I read that the Pixies made more money on their first reunion tour than they did in all of their original years as a band.

I thought I saw their tour plane at Chicago Ohare in August 2011 when I was flying to Iceland but it turns out that was our plane. The one with the giant Iron Maiden World Tour logos. It was kinda weird, but the inside of the plane was a pretty standard commercial flight type. The airline was Iceland Express.

I wouldn’t doubt that at all. Just think of the difference in ticket prices in 1987-92 and 2004-today.

Yep. And on their original run the biggest venue they ever played in Chicago was the Riviera Theater (2500 capacity) and on their reunion tour they sold out four nights at the Aragon Ballroom (4500 capacity).

The Eighties ended the day Killing Joke released the song “Eighties”.

Having grown up in that time, I think there’s a bit of a difference between culture defined as “how people actually acted and dressed” and culture as “what set designers and wardrobe people put in movies and tv shows to let you know what decade they take place in.”

I started college in 1991. While bands like Nirvana, Smashing Pumpkins, Pearl Jam and so one were extremely popular, it’s not like everyone constantly dressed and acted like extras from Reality Bites all the time.

Me too, and you’re right- people didn’t start wearing flannel shirts all of a sudden; it gradually came on.

Plus, grunge wasn’t dominant in the pop music scene; songs like “November Rain” by Guns & Roses, “Baby Got Back” by Sir Mix-a-Lot, “Dreamlover” by Mariah Carey, “Nuthin’ but a G Thang” by Dr. Dre, and “Insane in the Brain” by Cypress Hill just to mention a few songs were popular in the early 1990s.

Hell, by the time I should have graduated (1995), Blues Traveler, Hootie and the Blowfish, Notorious BIG and Tupac were bigger deals than any grunge bands.

I would say that Nirvana was the tip of the arrowhead that buried itself in the jugular of the '80’s.

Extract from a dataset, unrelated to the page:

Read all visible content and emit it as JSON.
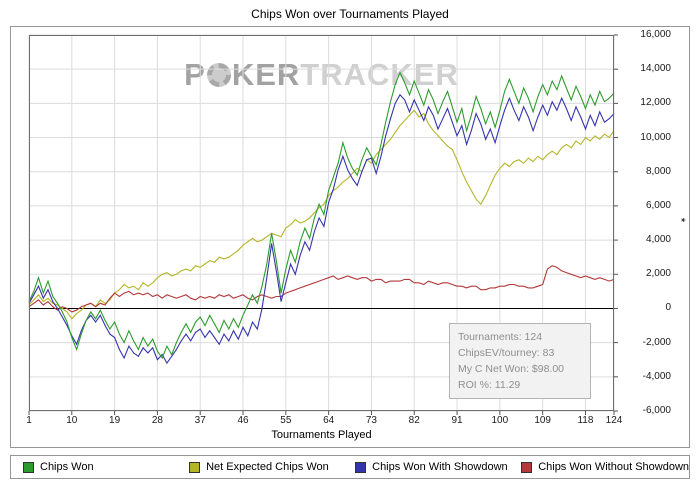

And the Pixies were the Velvet Underground of Grunge. As were Sonic Youth.

Interestingly enough, I recall an interview show on MTV from about a year before Nirvana broke, where the MTV talking heads (all the usual suspects, none of whose names I remember) were talking about Guns & Roses killing off hair metal. And at the time, that seemed to be a pretty solid argument to make.

The theme of Nirvana crushing what went before was captured by (and perhaps to some extent originated from) a famous interview of the lead singer of the band Loverboy.

He told MTV that “Nirvana killed my career.” Basically, his band had been cruising to fame and fortune with pop confection like “Working for the Weekend,” and then “it was all negative lyrics – and people dressed up like they’re lumberjacks. The Seattle grunge thing just took over everything.”

Butthurt Canadian detected.

“Weekend” came out in 1981 and Loverboy’s last album before grunge and Nirvana broke was in 1987 (and their next after that wasn’t until '97) and that 1987 album only reached #42 on the US charts (and 21 in their home country).

I always thought Guns & Roses WAS hair metal, or at least that’s how us metalheads back in 1985-1991 thought of them. Maybe a hair (heh) better than Motley Crue or Poison, but still firmly hair-bandish.